Dix petits satellites lancés en orbite, les uns après les autres, via les protections ornées du portrait du père de l’astronaute, Konstantin Tsiolkovsk, et les petits cylindres s’éloignent de la Station spatiale : ainsi débute la sortie dans l’espace de Samantha Cristoforetti, la première d’une Européen. Une attente de plus de 50 minutes avant l’ouverture de l’écoutille du module russe Poisk de la Station spatiale, probablement due à des problèmes de pressurisation dans le sas, et l’astronaute de l’Agence spatiale européenne (ESA) a été le premier à sortir, suivi du Son collègue russe Oleg Artemyev, de l’agence spatiale Roscosmos.
Costume russe aussi pour AstroSam
Tous deux portaient le costume russe Orlan. Celui de Cristoforetti était marqué de bandes bleues, tandis que celui d’Artemyev, un vétéran lors de sa sixième sortie dans l’espace, avait les bandes rouges qui distinguent le leader de l’activité extravéhiculaire (Eva).
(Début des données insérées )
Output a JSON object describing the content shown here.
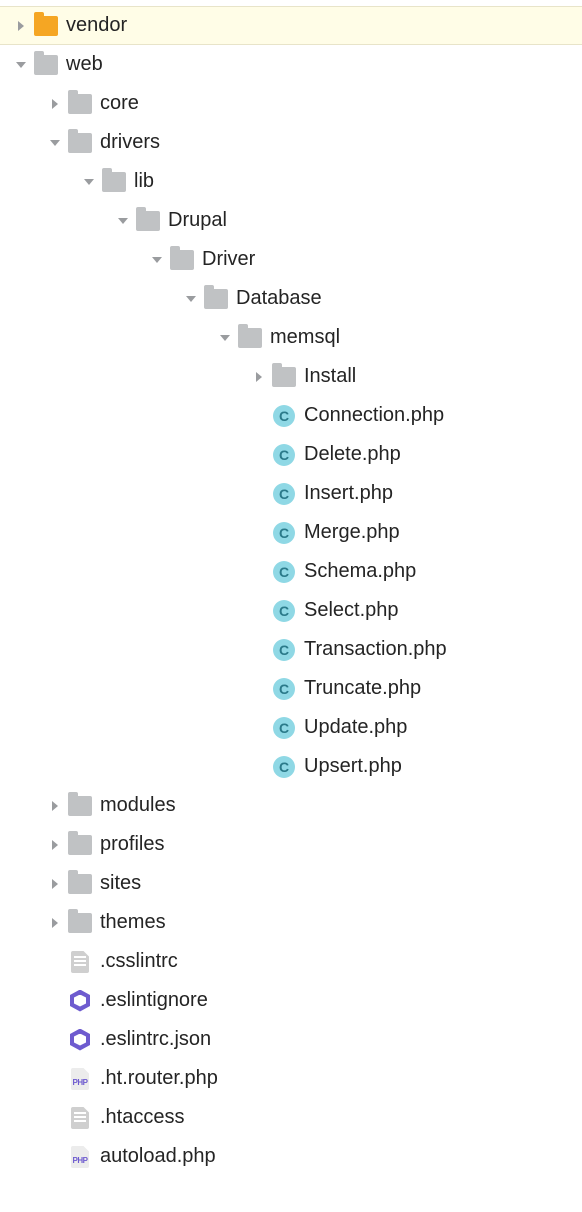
{
  "colors": {
    "highlight_bg": "#FFFDE7",
    "folder_orange": "#F5A623",
    "folder_grey": "#C0C2C4",
    "class_circle": "#8FD8E5",
    "eslint_hex": "#6E5BCF"
  },
  "nodes": [
    {
      "label": "vendor",
      "level": 0,
      "arrow": "right",
      "icon": "folder-orange",
      "highlight": true
    },
    {
      "label": "web",
      "level": 0,
      "arrow": "down",
      "icon": "folder-grey"
    },
    {
      "label": "core",
      "level": 1,
      "arrow": "right",
      "icon": "folder-grey"
    },
    {
      "label": "drivers",
      "level": 1,
      "arrow": "down",
      "icon": "folder-grey"
    },
    {
      "label": "lib",
      "level": 2,
      "arrow": "down",
      "icon": "folder-grey"
    },
    {
      "label": "Drupal",
      "level": 3,
      "arrow": "down",
      "icon": "folder-grey"
    },
    {
      "label": "Driver",
      "level": 4,
      "arrow": "down",
      "icon": "folder-grey"
    },
    {
      "label": "Database",
      "level": 5,
      "arrow": "down",
      "icon": "folder-grey"
    },
    {
      "label": "memsql",
      "level": 6,
      "arrow": "down",
      "icon": "folder-grey"
    },
    {
      "label": "Install",
      "level": 7,
      "arrow": "right",
      "icon": "folder-grey"
    },
    {
      "label": "Connection.php",
      "level": 7,
      "arrow": "none",
      "icon": "class-c"
    },
    {
      "label": "Delete.php",
      "level": 7,
      "arrow": "none",
      "icon": "class-c"
    },
    {
      "label": "Insert.php",
      "level": 7,
      "arrow": "none",
      "icon": "class-c"
    },
    {
      "label": "Merge.php",
      "level": 7,
      "arrow": "none",
      "icon": "class-c"
    },
    {
      "label": "Schema.php",
      "level": 7,
      "arrow": "none",
      "icon": "class-c"
    },
    {
      "label": "Select.php",
      "level": 7,
      "arrow": "none",
      "icon": "class-c"
    },
    {
      "label": "Transaction.php",
      "level": 7,
      "arrow": "none",
      "icon": "class-c"
    },
    {
      "label": "Truncate.php",
      "level": 7,
      "arrow": "none",
      "icon": "class-c"
    },
    {
      "label": "Update.php",
      "level": 7,
      "arrow": "none",
      "icon": "class-c"
    },
    {
      "label": "Upsert.php",
      "level": 7,
      "arrow": "none",
      "icon": "class-c"
    },
    {
      "label": "modules",
      "level": 1,
      "arrow": "right",
      "icon": "folder-grey"
    },
    {
      "label": "profiles",
      "level": 1,
      "arrow": "right",
      "icon": "folder-grey"
    },
    {
      "label": "sites",
      "level": 1,
      "arrow": "right",
      "icon": "folder-grey"
    },
    {
      "label": "themes",
      "level": 1,
      "arrow": "right",
      "icon": "folder-grey"
    },
    {
      "label": ".csslintrc",
      "level": 1,
      "arrow": "none",
      "icon": "config"
    },
    {
      "label": ".eslintignore",
      "level": 1,
      "arrow": "none",
      "icon": "eslint"
    },
    {
      "label": ".eslintrc.json",
      "level": 1,
      "arrow": "none",
      "icon": "eslint"
    },
    {
      "label": ".ht.router.php",
      "level": 1,
      "arrow": "none",
      "icon": "php"
    },
    {
      "label": ".htaccess",
      "level": 1,
      "arrow": "none",
      "icon": "config"
    },
    {
      "label": "autoload.php",
      "level": 1,
      "arrow": "none",
      "icon": "php"
    }
  ],
  "glyphs": {
    "class_letter": "C",
    "php_label": "PHP"
  }
}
Cristoforetti et Artemyev est une activité extra-véhiculaire prévue autour du segment russe de la Station Spatiale Internationale (ISS) : les CubeSats sont russes, dédiés aux recherches radiofréquences, le Bras Robotique Européen (Era) est installé sur le module russe Nauka. L’Europe pour la Russie, et d’autres opérations concernent le sas du même module, également appelé Mllm (Module Laboratoire Polyvalent), amarré à la Station Spatiale en juillet 2021 pour servir à la fois de laboratoire et de point d’amarrage pour les navettes.
L’installation du bras “européen”
Une activité extra-véhiculaire russe à part entière, donc, dans laquelle l’expertise d’un astronaute européen a été requise pour intervenir sur le bras Era, pour remplacer une vitre de protection sur un bloc d’éclairage de caméra situé à l’extrémité. De longues heures de travail pendant lesquelles Samantha Cristoforetti était en contact permanent avec le centre de contrôle russe à Moscou, communiquant en russe. “Comment allez-vous ?” lui ont-ils demandé après la mise en orbite des CubeSats. “Tous bien”. Cristoforetti est également la troisième sortie dans l’espace pour un Italien, après les deux de son collègue Luca Parmitano, et la quatrième pour un astronaute européen portant la combinaison russe Orlan (auparavant, cela se passait dans les années 80 et 90). Il s’agit également de la sortie dans l’espace numéro 251 destinée à l’entretien et à l’expansion de la Station spatiale internationale. Les chiffres relatifs aux sorties dans l’espace qui ont eu des femmes comme protagonistes sont nettement plus petits : la première remonte à 1982, avec la Russe Svetlana Savitskaya, suivie dans les décennies suivantes par 13 Américaines, dont Christina Koch et Jessica Meis, protagonistes de la première marche en 2019 l’espace au féminin, et par le chinois Wang Yaping.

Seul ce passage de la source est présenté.